CZI checks manufacturing industry’s pulse Mr Msipa
Mr Msipa

Mr Msipa

Business Reporter
The Confederation of Zimbabwe Industries will today release results of its much anticipated 2014 manufacturing sector survey report expected to reveal deteriorating industrial production capacity.
Sources said the report, to be launched this morning at Rainbow Towers, would certainly indicate a situation that has gotten from bad to worse, as tight liquidity and imports push companies off their perch.

CZI president Mr Charles Msipa confirmed the report will be launched today, but said he was not yet privy to the details of the report, with a more sectoral bias this year, by end of day yesterday.

“The report will be launched tomorrow (today) by the Minister of Industry and Commerce (Mike Bimha),” said Mr Msipa, adding that he was preparing to be briefed on the contents of findings of the survey.

Average capacity utilisation retreated from an average 44,6 percent to in 2012 to 39,6 percent in 2013, from a post-dollarisation high of 57 percent. Pointers show the situation got worse.

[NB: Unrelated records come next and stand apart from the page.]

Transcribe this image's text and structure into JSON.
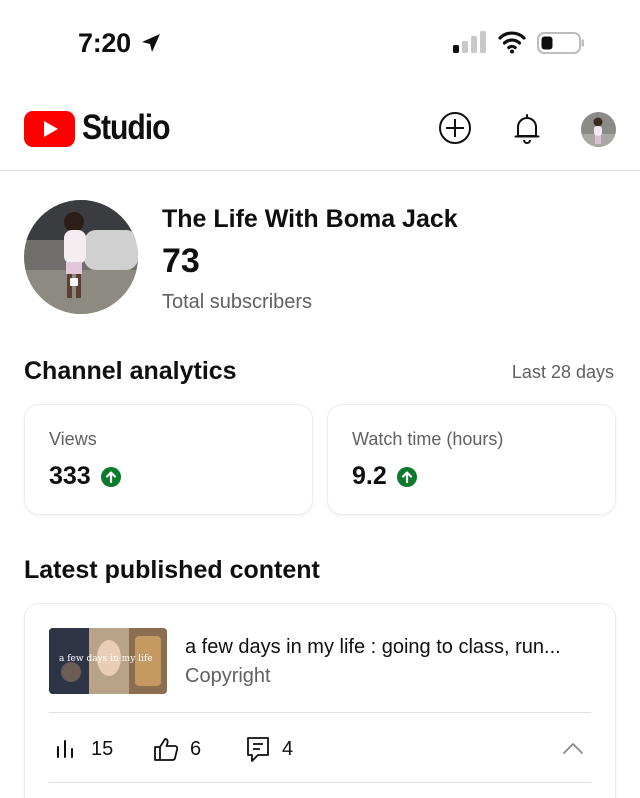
{
  "status_bar": {
    "time": "7:20",
    "icons": [
      "location-arrow-icon",
      "cellular-signal-icon",
      "wifi-icon",
      "battery-icon"
    ]
  },
  "header": {
    "logo_text": "Studio",
    "icons": [
      "youtube-logo-icon",
      "create-plus-icon",
      "notifications-bell-icon",
      "profile-avatar"
    ]
  },
  "channel": {
    "name": "The Life With Boma Jack",
    "subscriber_count": "73",
    "subscriber_label": "Total subscribers"
  },
  "analytics": {
    "title": "Channel analytics",
    "period": "Last 28 days",
    "cards": [
      {
        "label": "Views",
        "value": "333",
        "trend": "up"
      },
      {
        "label": "Watch time (hours)",
        "value": "9.2",
        "trend": "up"
      }
    ]
  },
  "latest": {
    "title": "Latest published content",
    "video": {
      "title": "a few days in my life : going to class, run...",
      "status": "Copyright",
      "thumbnail_caption": "a few days in my life",
      "stats": {
        "views": "15",
        "likes": "6",
        "comments": "4"
      }
    }
  },
  "colors": {
    "brand_red": "#ff0000",
    "trend_green": "#0b7a2b",
    "secondary_text": "#606060"
  }
}
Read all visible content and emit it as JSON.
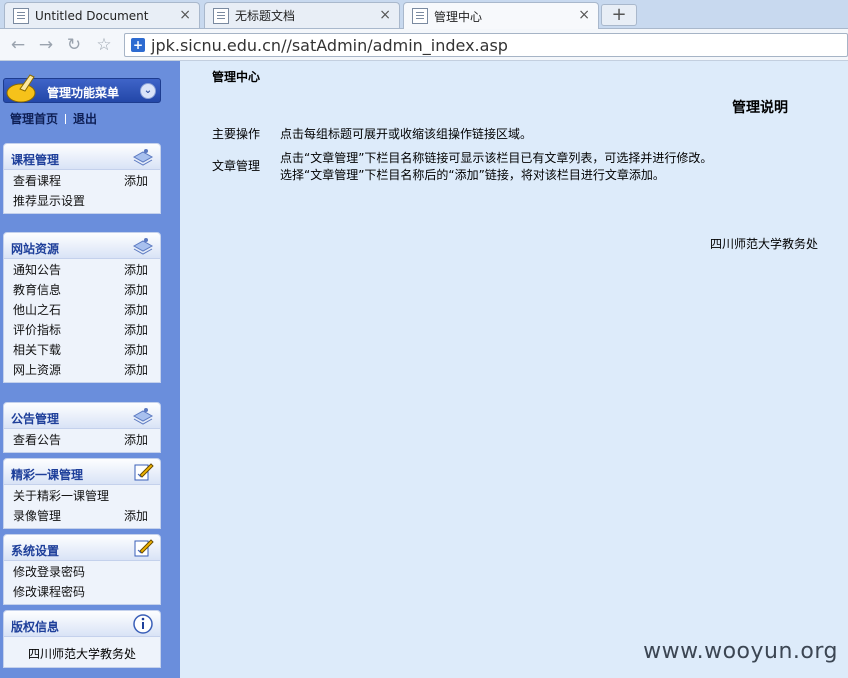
{
  "browser": {
    "tabs": [
      {
        "title": "Untitled Document",
        "active": false
      },
      {
        "title": "无标题文档",
        "active": false
      },
      {
        "title": "管理中心",
        "active": true
      }
    ],
    "newtab_label": "+",
    "close_glyph": "×",
    "url": "jpk.sicnu.edu.cn//satAdmin/admin_index.asp"
  },
  "sidebar": {
    "menu_title": "管理功能菜单",
    "toggle_glyph": "⌄",
    "home_label": "管理首页",
    "logout_label": "退出",
    "groups": [
      {
        "title": "课程管理",
        "icon": "stack-icon",
        "items": [
          {
            "label": "查看课程",
            "action": "添加"
          },
          {
            "label": "推荐显示设置",
            "action": ""
          }
        ]
      },
      {
        "title": "网站资源",
        "icon": "stack-icon",
        "items": [
          {
            "label": "通知公告",
            "action": "添加"
          },
          {
            "label": "教育信息",
            "action": "添加"
          },
          {
            "label": "他山之石",
            "action": "添加"
          },
          {
            "label": "评价指标",
            "action": "添加"
          },
          {
            "label": "相关下载",
            "action": "添加"
          },
          {
            "label": "网上资源",
            "action": "添加"
          }
        ]
      },
      {
        "title": "公告管理",
        "icon": "stack-icon",
        "items": [
          {
            "label": "查看公告",
            "action": "添加"
          }
        ]
      },
      {
        "title": "精彩一课管理",
        "icon": "edit-icon",
        "items": [
          {
            "label": "关于精彩一课管理",
            "action": ""
          },
          {
            "label": "录像管理",
            "action": "添加"
          }
        ]
      },
      {
        "title": "系统设置",
        "icon": "edit-icon",
        "items": [
          {
            "label": "修改登录密码",
            "action": ""
          },
          {
            "label": "修改课程密码",
            "action": ""
          }
        ]
      },
      {
        "title": "版权信息",
        "icon": "info-icon",
        "text": "四川师范大学教务处"
      }
    ]
  },
  "content": {
    "page_title": "管理中心",
    "heading": "管理说明",
    "rows": [
      {
        "label": "主要操作",
        "lines": [
          "点击每组标题可展开或收缩该组操作链接区域。"
        ]
      },
      {
        "label": "文章管理",
        "lines": [
          "点击“文章管理”下栏目名称链接可显示该栏目已有文章列表，可选择并进行修改。",
          "选择“文章管理”下栏目名称后的“添加”链接，将对该栏目进行文章添加。"
        ]
      }
    ],
    "footer": "四川师范大学教务处"
  },
  "watermark": "www.wooyun.org",
  "colors": {
    "sidebar": "#6a8edc",
    "content_bg": "#ddebfa",
    "group_title": "#1e3f9a"
  }
}
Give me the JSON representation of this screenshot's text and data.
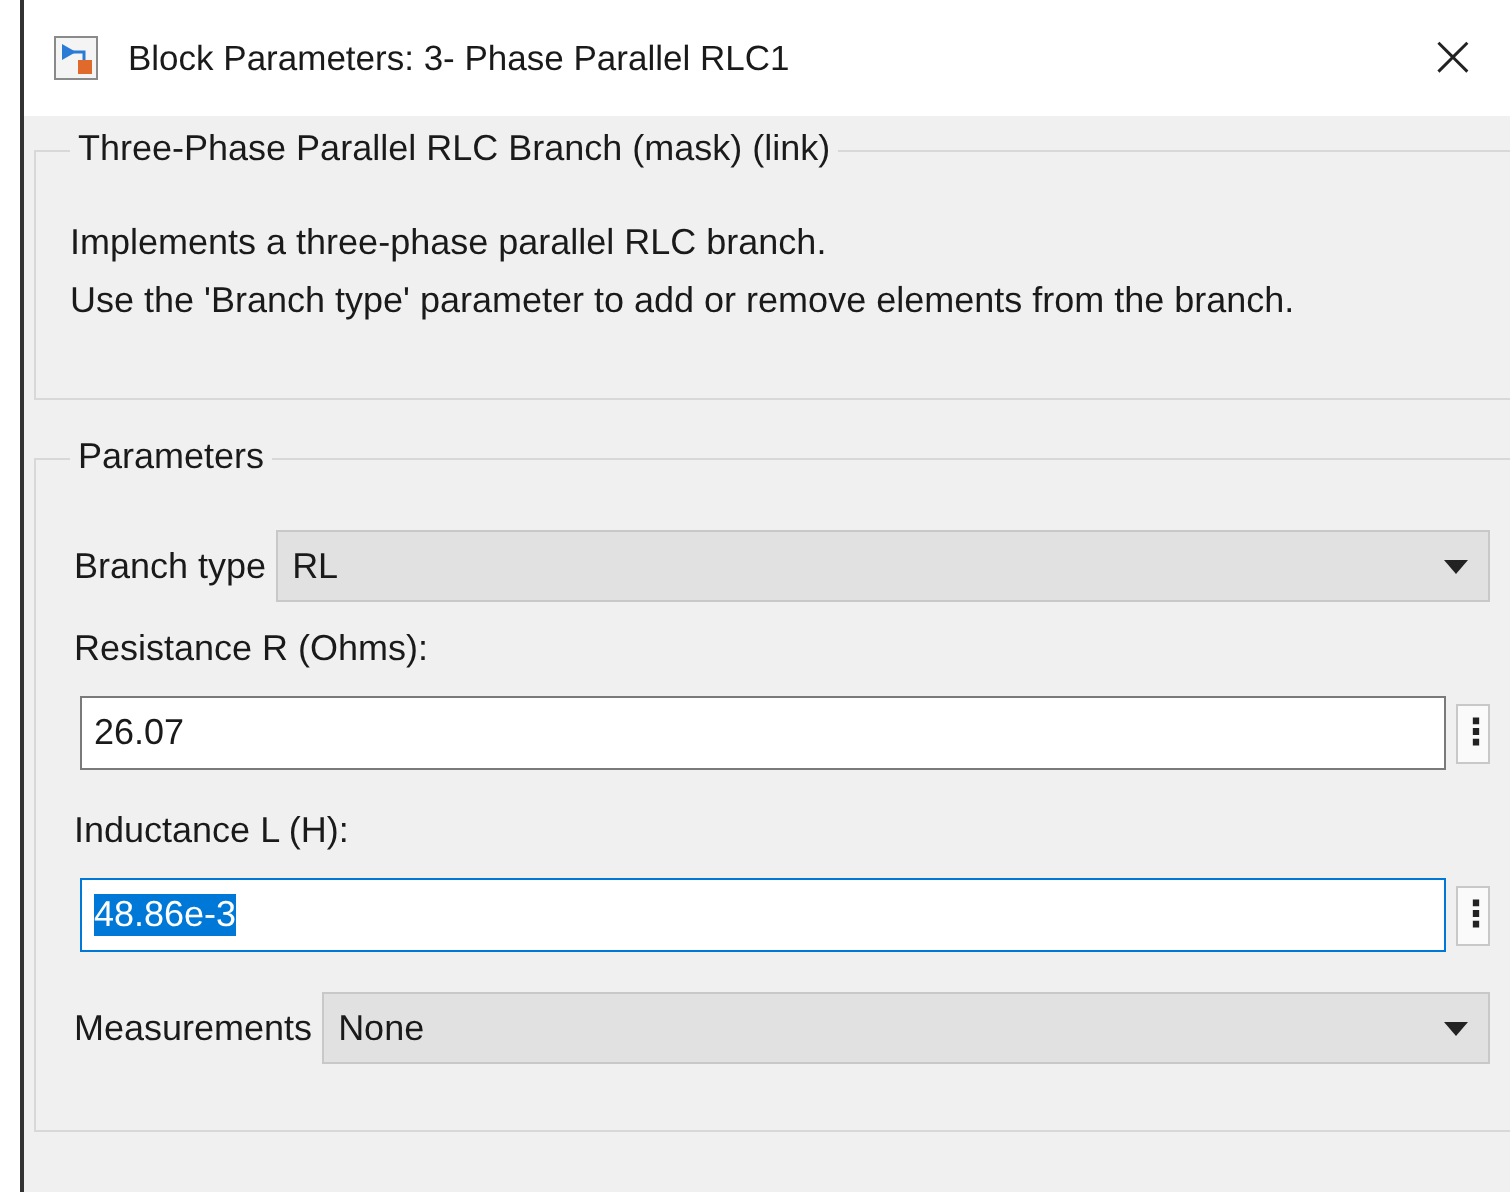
{
  "window": {
    "title": "Block Parameters: 3- Phase Parallel RLC1",
    "close": "×"
  },
  "description_group": {
    "title": "Three-Phase Parallel RLC Branch (mask) (link)",
    "lines": [
      " Implements a three-phase parallel RLC branch.",
      "Use the 'Branch type' parameter to add or remove elements from the branch."
    ]
  },
  "parameters_group": {
    "title": "Parameters",
    "fields": [
      {
        "kind": "dropdown",
        "label": "Branch type",
        "value": "RL"
      },
      {
        "kind": "text",
        "label": "Resistance R (Ohms):",
        "value": "26.07",
        "focused": false,
        "more": "⋮"
      },
      {
        "kind": "text",
        "label": "Inductance L (H):",
        "value": "48.86e-3",
        "focused": true,
        "more": "⋮"
      },
      {
        "kind": "dropdown",
        "label": "Measurements",
        "value": "None"
      }
    ]
  }
}
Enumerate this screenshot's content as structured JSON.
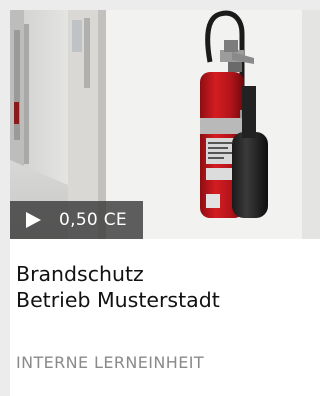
{
  "course_card": {
    "image_alt": "Feuerlöscher an der Wand",
    "credits_label": "0,50 CE",
    "title_line1": "Brandschutz",
    "title_line2": "Betrieb Musterstadt",
    "type_label": "INTERNE LERNEINHEIT"
  },
  "icons": {
    "play": "play-icon",
    "image": "fire-extinguisher-photo"
  },
  "colors": {
    "badge_bg": "#3c3c3c",
    "title": "#111111",
    "type_label": "#8a8a8a",
    "extinguisher_red": "#c4151c"
  }
}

“It is difficult to say what the situation would be this year; we have seen a lot of pain in the industry this year, but there has been a lot of measures (by Government) to curb imports,” Mr Msipa said.

The CZI president said he hoped the situation would not be worse than what the previous survey established to be the situation in the industry, with lack of access to long-term funding the biggest problem.

A Harare-based economist, who commented on condition of anonymity, said he expected a gloomy picture on the situation in industry due to worsening liquidity crisis and influx of imported goods.

“We have an open policy and no internal measures to protect local industry. In 2012 South Africa came up with 75 percent local content policy in light of the influx of products from China,” the economist said.

“But we are more liberalised than any country in Africa. We have seen a situation where we import even potatoes and tomatoes. We have become more of a warehouse for products from South Africa.

“I do not expect to see any improvement in capacity utilisation. In short, it will be more of gloomy picture (of the situation in industry this year),” he said.

Presenting the 2014 mid-term budget review statement Finance and Economic Development Minister Patrick Chinamasa said overall challenges to industry related to antiquated and obsolete machinery, influx of imports, high cost of borrowing and weak demand due to liquidity constraints pervading the domestic economy.

He said that Government will, therefore, institute measures to support recovery of manufacturing, through promoting value chain and linkages, leveraging the diverse domestic raw material resource base.

Total imports for the first half of the year are down on last year, but relatively, they remained high at US$3 billion from US$3,9 billion last year while total exports for the same half year period stood at US$1,2 billion compared to US$1,5 billion realised in the corresponding period in 2013.

Fuel, foodstuffs, machinery and equipment, wood, paper and plastic, and motor vehicles, were the major imports. The 16 percent share of food, tobacco and beverages to total imports indicates reliance on foreign items that can be produced domestically.

Minister Chinamasa added that South Africa, Zimbabwe’s biggest trading partner, remained the major source of imports at 42 percent, followed by Singapore (18 percent) and China (5 percent).